Может быть, потому, что мы перешли на “ты”, мы стали вдруг откровенны друг с другом, говоря друг другу о своих неудачах, иногда встречаясь только для того, чтобы пожаловаться на собственную судьбу. Было между нами доверие. Он рассказывал мне до последнего дня свое самое тайное, о котором, вероятно, не говорил никому. Во всех своих бедах он всегда был виноват сам, знал это и не собирался меняться; я называла это его свойство “пьяным фатализмом”, и сердилась на него, и уговаривала его “все бросить”, “начать сызнова”, “послать все к черту”.
Он качал головой. Отними у него страдание, что у него останется? Из чего будет он делать стихи?

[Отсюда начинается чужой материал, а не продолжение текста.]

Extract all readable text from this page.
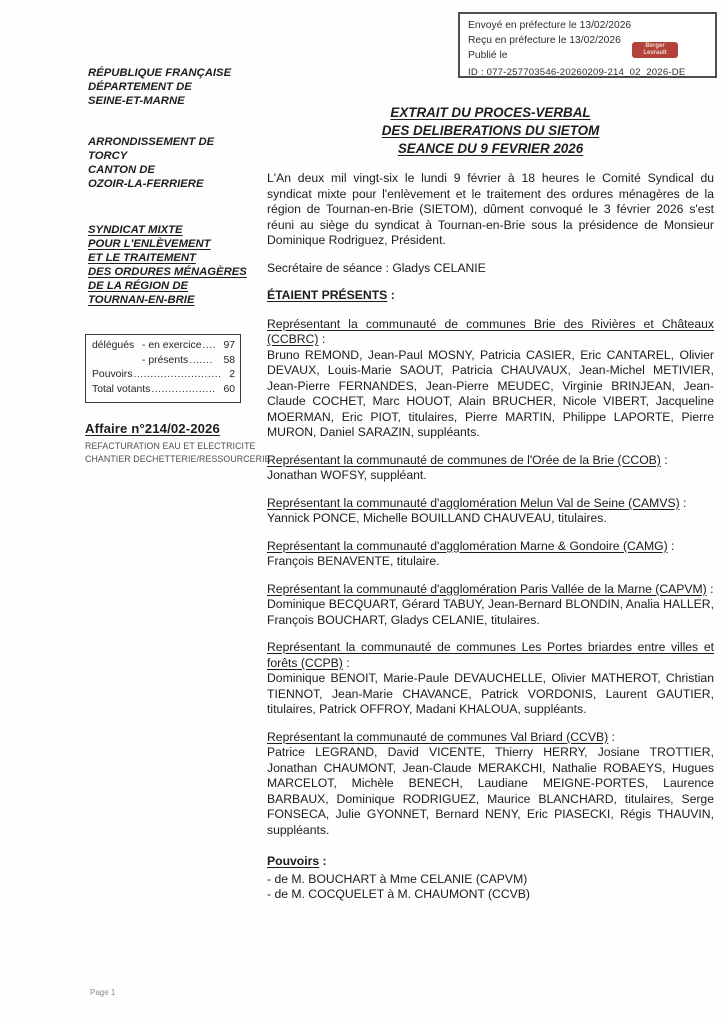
Envoyé en préfecture le 13/02/2026
Reçu en préfecture le 13/02/2026
Publié le
ID : 077-257703546-20260209-214_02_2026-DE
Berger
Levrault
RÉPUBLIQUE FRANÇAISE
DÉPARTEMENT DE
SEINE-ET-MARNE
ARRONDISSEMENT DE
TORCY
CANTON DE
OZOIR-LA-FERRIERE
SYNDICAT MIXTE
POUR L'ENLÈVEMENT
ET LE TRAITEMENT
DES ORDURES MÉNAGÈRES
DE LA RÉGION DE
TOURNAN-EN-BRIE
délégués - en exercice .... 97
- présents ....... 58
Pouvoirs .......................... 2
Total votants ................... 60
Affaire n°214/02-2026
REFACTURATION EAU ET ELECTRICITE
CHANTIER DECHETTERIE/RESSOURCERIE
EXTRAIT DU PROCES-VERBAL
DES DELIBERATIONS DU SIETOM
SEANCE DU 9 FEVRIER 2026

L'An deux mil vingt-six le lundi 9 février à 18 heures le Comité Syndical du syndicat mixte pour l'enlèvement et le traitement des ordures ménagères de la région de Tournan-en-Brie (SIETOM), dûment convoqué le 3 février 2026 s'est réuni au siège du syndicat à Tournan-en-Brie sous la présidence de Monsieur Dominique Rodriguez, Président.

Secrétaire de séance : Gladys CELANIE
ÉTAIENT PRÉSENTS :
Représentant la communauté de communes Brie des Rivières et Châteaux (CCBRC) :
Bruno REMOND, Jean-Paul MOSNY, Patricia CASIER, Eric CANTAREL, Olivier DEVAUX, Louis-Marie SAOUT, Patricia CHAUVAUX, Jean-Michel METIVIER, Jean-Pierre FERNANDES, Jean-Pierre MEUDEC, Virginie BRINJEAN, Jean-Claude COCHET, Marc HOUOT, Alain BRUCHER, Nicole VIBERT, Jacqueline MOERMAN, Eric PIOT, titulaires, Pierre MARTIN, Philippe LAPORTE, Pierre MURON, Daniel SARAZIN, suppléants.
Représentant la communauté de communes de l'Orée de la Brie (CCOB) :
Jonathan WOFSY, suppléant.
Représentant la communauté d'agglomération Melun Val de Seine (CAMVS) :
Yannick PONCE, Michelle BOUILLAND CHAUVEAU, titulaires.
Représentant la communauté d'agglomération Marne & Gondoire (CAMG) :
François BENAVENTE, titulaire.
Représentant la communauté d'agglomération Paris Vallée de la Marne (CAPVM) :
Dominique BECQUART, Gérard TABUY, Jean-Bernard BLONDIN, Analia HALLER, François BOUCHART, Gladys CELANIE, titulaires.
Représentant la communauté de communes Les Portes briardes entre villes et forêts (CCPB) :
Dominique BENOIT, Marie-Paule DEVAUCHELLE, Olivier MATHEROT, Christian TIENNOT, Jean-Marie CHAVANCE, Patrick VORDONIS, Laurent GAUTIER, titulaires, Patrick OFFROY, Madani KHALOUA, suppléants.
Représentant la communauté de communes Val Briard (CCVB) :
Patrice LEGRAND, David VICENTE, Thierry HERRY, Josiane TROTTIER, Jonathan CHAUMONT, Jean-Claude MERAKCHI, Nathalie ROBAEYS, Hugues MARCELOT, Michèle BENECH, Laudiane MEIGNE-PORTES, Laurence BARBAUX, Dominique RODRIGUEZ, Maurice BLANCHARD, titulaires, Serge FONSECA, Julie GYONNET, Bernard NENY, Eric PIASECKI, Régis THAUVIN, suppléants.
Pouvoirs :
- de M. BOUCHART à Mme CELANIE (CAPVM)
- de M. COCQUELET à M. CHAUMONT (CCVB)
Page 1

Когда я вернулась летом 1960 года в Париж (после десяти лет отсутствия), у него был рак горла, и в середине горла была проделана доктором дырочка, и там что-то хрипело, говорить ему было запрещено. Я вспомнила, как он много лет подряд на вопрос “как живешь? как поживаешь?” неизменно отвечал:
– Медленным смертием.
Теперь перед ним лежала табличка, на которой он писал и стирал написанное.

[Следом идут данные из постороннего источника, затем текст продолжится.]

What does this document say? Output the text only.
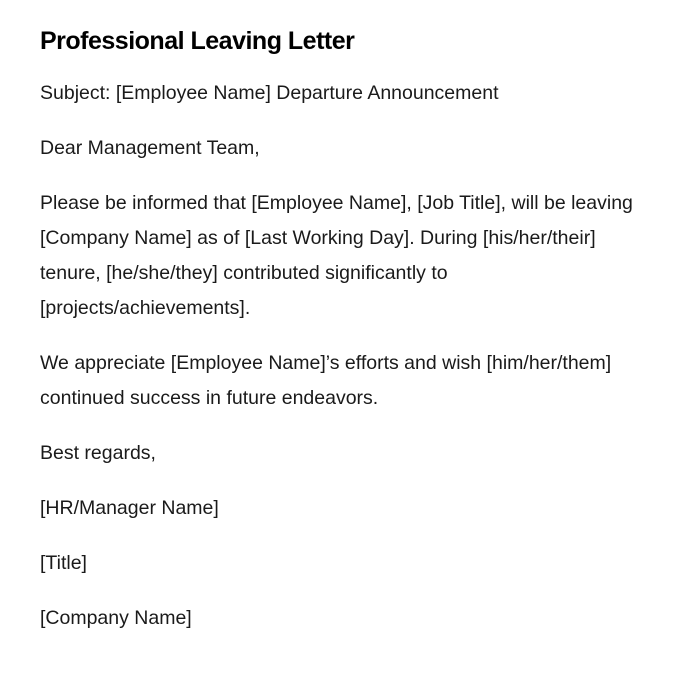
Professional Leaving Letter

Subject: [Employee Name] Departure Announcement

Dear Management Team,

Please be informed that [Employee Name], [Job Title], will be leaving [Company Name] as of [Last Working Day]. During [his/her/their] tenure, [he/she/they] contributed significantly to [projects/achievements].

We appreciate [Employee Name]’s efforts and wish [him/her/them] continued success in future endeavors.

Best regards,

[HR/Manager Name]

[Title]

[Company Name]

– Володя? – сказала я, боясь задать вопрос, зная, что ответ для него труден.
Он быстро написал что-то на табличке и протянул ее мне. Там было написано:
– Теперь уже, наверное, скоро.
Вошла жена. Она ходила за ним день и ночь и понимала по его лицу его мысли и желания.

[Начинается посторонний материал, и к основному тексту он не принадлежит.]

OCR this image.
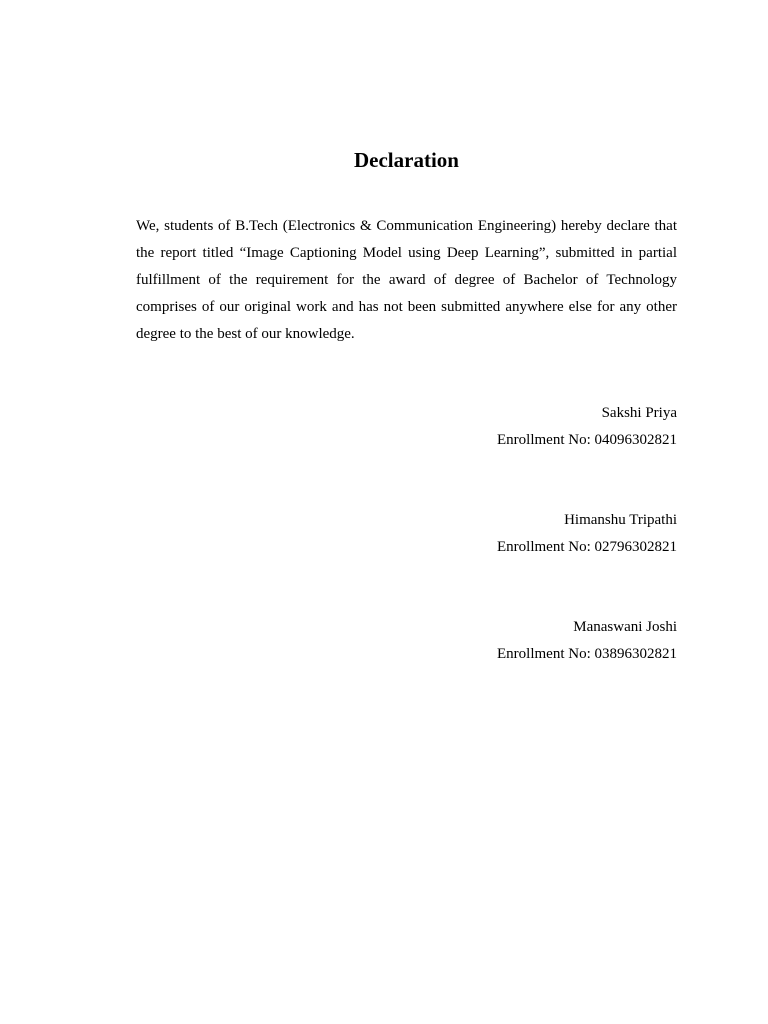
Declaration

We, students of B.Tech (Electronics & Communication Engineering) hereby declare that the report titled “Image Captioning Model using Deep Learning”, submitted in partial fulfillment of the requirement for the award of degree of Bachelor of Technology comprises of our original work and has not been submitted anywhere else for any other degree to the best of our knowledge.

Sakshi Priya
Enrollment No: 04096302821
Himanshu Tripathi
Enrollment No: 02796302821
Manaswani Joshi
Enrollment No: 03896302821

– Расскажите ему о себе, Н.Н.
И я стала рассказывать. Лицо у него было теперь чужое: красное, немного распухшее, с остановившимися глазами, и все время слышен был его хрип, когда он вдыхал и выдыхал. Но он все так же выглядел на десять лет моложе своих лет. В этой маленькой квартире они вдвоем жили в одной комнате, тут же ели, тут же спали, в другой комнате рядом жила мать его жены, а третья комната была складом ненужных вещей, свалкой старого мусора, ванная была грязна, и во всей квартире дурно пахло. В воздухе стояло тяжелое, неподвижное уныние. А я говорила про свои десять лет жизни в Америке, про Нью-Йорк, Чикаго и Колорадо, про библиотеки и водопады, про людей, встреченных здесь и там, и когда я умолкала, он писал на своей дощечке:
– ЕЩЕ.
В окне на шестом этаже видны были крыши Парижа. “Не всякий иностранец рождается со страстной любовью к Парижу”, – говорил Леон Блуа. И он был прав. Как ненавидел этот город Ладинский! Мы шли с ним однажды ночью по улице Вожирар, и лицо его выражало, как обычно, скуку и отвращение ко всему и всем вокруг. Вдруг он остановился и сказал:
– Как я ненавижу все это: их магазины, их памятники, их женщин, их язык, их историю, их литературу.
У меня с ним был особый тон, особое обращение:
– Все-таки по самому скромному подсчету около трехсот лет весь мир питался всем этим, худо ли, хорошо ли, мы тоже питались. Могли попасть в Белград или Торонто, или на вольное житье в Караганду, или на остров Тристан-д-Акунья, где скорпионы и землетрясения.
– Не было бы хуже.
Я, прежним тоном, каким говорила только с ним:
– Будет вам преувеличивать. Ведь уехать все равно некуда.
– Это вам, может быть, уехать некуда. А мне есть куда. У меня во Владимирской губернии мать и брат.
– Да… Но губерний больше нет.
Но юмора он никогда не понимал. Высокого роста, страшно худой, с длинными руками и маленькой головой, с седыми волосами (он стал седеть рано), он никогда не смеялся и очень редко улыбался, и то как-то криво. Когда я в первый раз услышала его стихи, они поразили меня новизной, зрелостью, звучаниями, оригинальностью образной цепи и ритмов. Ходасевич тотчас же протащил их в журналы и газеты. Ладинского стали печатать, после первого сборника имя его стало известно, но лично его, кажется, никто не любил, и в его присутствии всегда чувствовалась какая-то тяжесть: он был озлобленный, ущемленный человек, замученный тоской по родине, всем недовольный, обиженный жизнью и не только этого не скрывавший, но постоянно об этом говоривший.
– Затерли нас, задавили. На лакейской должности состою. А вы вот – машинисткой. Была бы Россия, были бы у нас виллы в Крыму, да не от дедушки или папаши, а собственные, благоприобретенные, были бы мы знаменитыми… А теперь мне один хам однажды на чай дал.
Я крепко сдавливала его руку (кости и кожа), чтобы никто не услышал его.
А в редакции Поляков удивлялся: “И что это у вас за дружба с ним? Ненавидит всех, всем завидует”.
– Нет, не завидует. Пишет хорошие стихи. Дайте ему другую работу.
Но ему не давали другой работы. И чувствовалось, что развязка его жизни будет еще тяжелее самой жизни.